337 F2d 847 Henley v. D M Heritage U S
337 F.2d 847
James C. HENLEY, Appellant,
D. M. HERITAGE, Warden, U. S. Penitentiary, Atlanta, Georgia, Appellee.
United States Court of Appeals Fifth Circuit.
October 26, 1964.
Chester E. Wallace, Atlanta, Ga., for appellant.
Julius M. Hulsey, Asst. U. S. Atty., Gus L. Wood, Asst. U. S. Atty., Atlanta, Ga., Charles L. Goodson, U. S. Atty., for appellee.
Before TUTTLE, Chief Judge, BELL, Circuit Judge, and WHITEHURST, District Judge.
BELL, Circuit Judge:
This is an appeal from the denial of a writ of habeas corpus. Henley was convicted in 1960 in the United States District Court, Middle District of Tennessee, on three separate indictments of burglarizing United States Post Offices. The court orally pronounced sentence as follows:
"In the case of James Carson Henley, in Case No. 12,860, it is the judgment of the Court that he be committed to the custody of the Attorney General for confinement for a period of five years; that he be committed to the custody of the Attorney General for confinement for a period of five years in Case No. 12,861; and that he be committed to the custody of the Attorney General for confinement for a period of five years in Case No. 2021; these sentences to run consecutively."
The sole question presented is whether this pronouncement of sentence failed adequately to specify the sequence in which the three sentences were to be served. If the sequence is not adequately specified, the sentences must be deemed to run concurrently. Cf. United States v. Daugherty, 1926, 269 U.S. 360, 46 S.Ct. 156, 70 L.Ed. 309, where the test was stated as follows:
"Sentences in criminal cases should reveal with fair certainty the intent of the court and exclude any serious misapprehensions by those who must execute them. The elimination of every possible doubt cannot be demanded. Tested by this standard, the judgment here questioned was sufficient to impose total imprisonment for 15 years made up of three 5-year terms, one under the first count, one under the second, and one under the third, to be served consecutively, and to follow each other in the same sequence as the counts appeared in the indictment. This is the reasonable and natural implication from the whole entry. The words, `said terms of imprisonment to run consecutively and not concurrently,' are not consistent with a 5-year sentence."

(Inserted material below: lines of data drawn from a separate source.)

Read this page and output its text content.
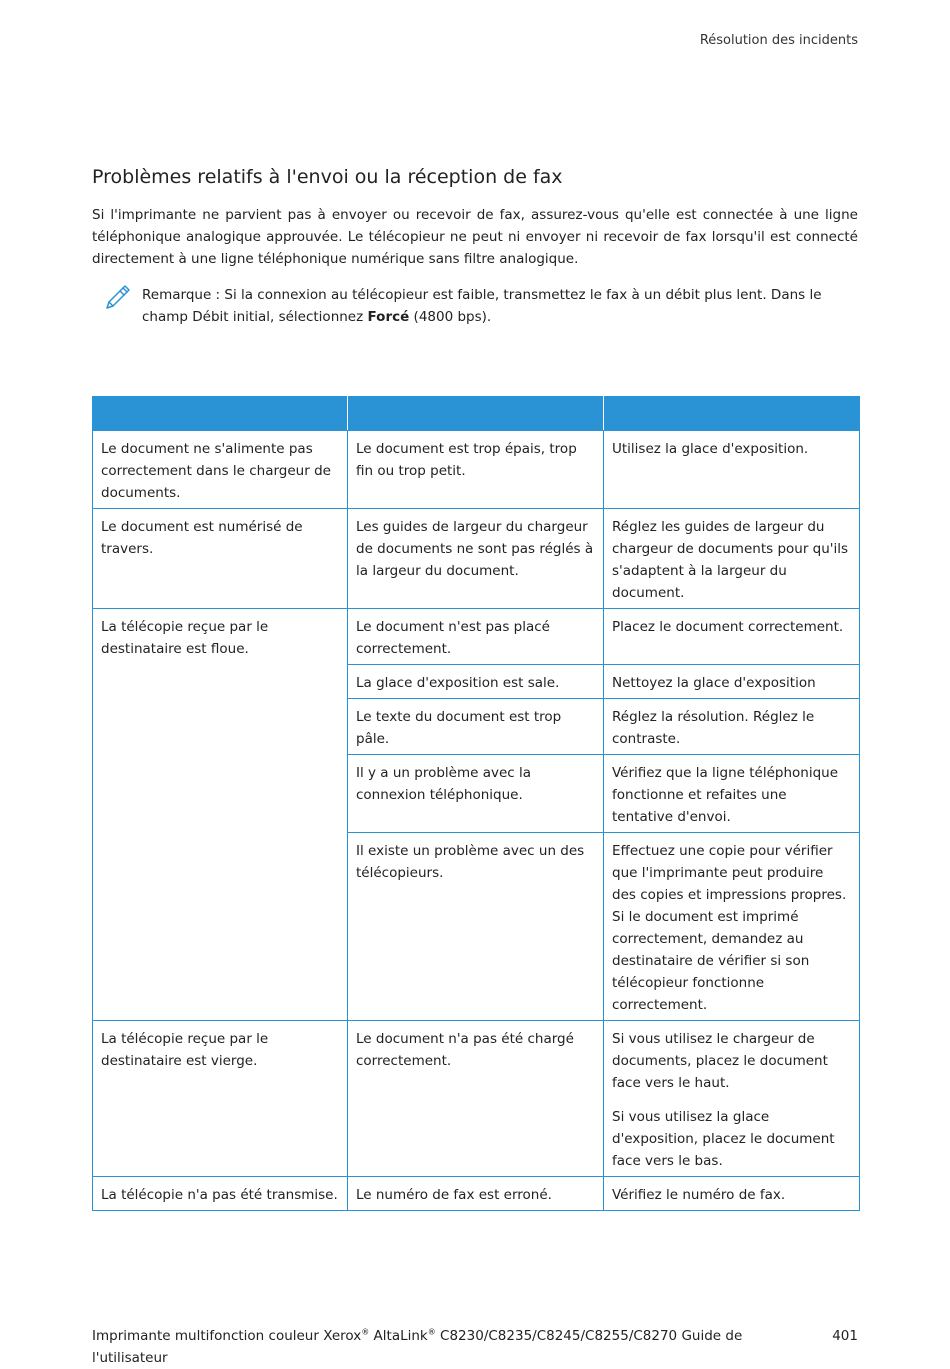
Résolution des incidents
Problèmes relatifs à l'envoi ou la réception de fax

Si l'imprimante ne parvient pas à envoyer ou recevoir de fax, assurez-vous qu'elle est connectée à une ligne téléphonique analogique approuvée. Le télécopieur ne peut ni envoyer ni recevoir de fax lorsqu'il est connecté directement à une ligne téléphonique numérique sans filtre analogique.

Remarque : Si la connexion au télécopieur est faible, transmettez le fax à un débit plus lent. Dans le champ Débit initial, sélectionnez Forcé (4800 bps).

Le document ne s'alimente pas correctement dans le chargeur de documents.	Le document est trop épais, trop fin ou trop petit.	Utilisez la glace d'exposition.

Le document est numérisé de travers.	Les guides de largeur du chargeur de documents ne sont pas réglés à la largeur du document.	Réglez les guides de largeur du chargeur de documents pour qu'ils s'adaptent à la largeur du document.

La télécopie reçue par le destinataire est floue.	Le document n'est pas placé correctement.	Placez le document correctement.
	La glace d'exposition est sale.	Nettoyez la glace d'exposition
	Le texte du document est trop pâle.	Réglez la résolution. Réglez le contraste.
	Il y a un problème avec la connexion téléphonique.	Vérifiez que la ligne téléphonique fonctionne et refaites une tentative d'envoi.
	Il existe un problème avec un des télécopieurs.	Effectuez une copie pour vérifier que l'imprimante peut produire des copies et impressions propres. Si le document est imprimé correctement, demandez au destinataire de vérifier si son télécopieur fonctionne correctement.
La télécopie reçue par le destinataire est vierge.	Le document n'a pas été chargé correctement.	Si vous utilisez le chargeur de documents, placez le document face vers le haut.

Si vous utilisez la glace d'exposition, placez le document face vers le bas.

La télécopie n'a pas été transmise.	Le numéro de fax est erroné.	Vérifiez le numéro de fax.

Imprimante multifonction couleur Xerox® AltaLink® C8230/C8235/C8245/C8255/C8270 Guide de l'utilisateur
401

We hold that the clear meaning of the above quoted language is that the sequence of sentences is to follow the order in which the sentences were announced, and that consequently, the prisoner is entitled to no relief. The facts together with the reasoning of the court in Young v. United States, 8 Cir., 1960, 274 F.2d 698, aff'd by an equally divided Court, 1961, 366 U.S. 761, 81 S.Ct. 1670, 6 L.Ed.2d 853, support our conclusion. Like the present case, Young involved sentences imposed on three separate indictments. The court held that the sequence should follow the order in which the sentences were announced. The only differences betwen Young and the present case are, first, that in Young the sentencing court pronounced sentence in the numerical order of the indictments, and second, the written commitment order made it clear that the order in which the sentences were announced was the sequence intended. We do not deem either of these differences significant. See also Fleish v. Swope, 9 Cir., 1955, 226 F.2d 310, where the court imposed sentences on separate counts of the same indictment in the numerical order of the counts, and Valdez v. United States, 5 Cir., 1957, 249 F.2d 539, where sentences were imposed in reverse numerical order of the counts. Both cases held that the sequence followed the order in which the sentences were imposed.
Since we hold that the orally pronounced sentence adequately indicated the sentence sequence, it is of no consequence that the judgment and commitments were ambiguous in this regard. Rule 43, F.R.Crim.P., requires that the defendant be present when sentence is announced by the court, and Rule 32(b) requires that the judgment of conviction shall set forth the sentence. It follows that where there is a discrepancy between the oral pronouncement and the written judgment and commitment, the former must control. See Kennedy v. Reid, 1957, 101 U.S.App.D.C. 400, 249 F.2d 492; Payne v. Madigan, 9 Cir., 1960, 274 F.2d 702, aff'd by an equally divided Court, 1961, 366 U.S. 761, 81 S.Ct. 1670, 6 L.Ed.2d 853. See also our recent case of Paccione v. Heritage, 5 Cir., 1963, 323 F.2d 378, cert. denied 377 U.S. 955, 84 S.Ct. 1632, 12 L.Ed.2d 498, for language of a judgment somewhat similar to that of the oral sentence here. The language of the judgment in that case cleared up an ambiguity in the oral sentence, and it was held that the judgment and sentence together adequately specified the sentence sequence.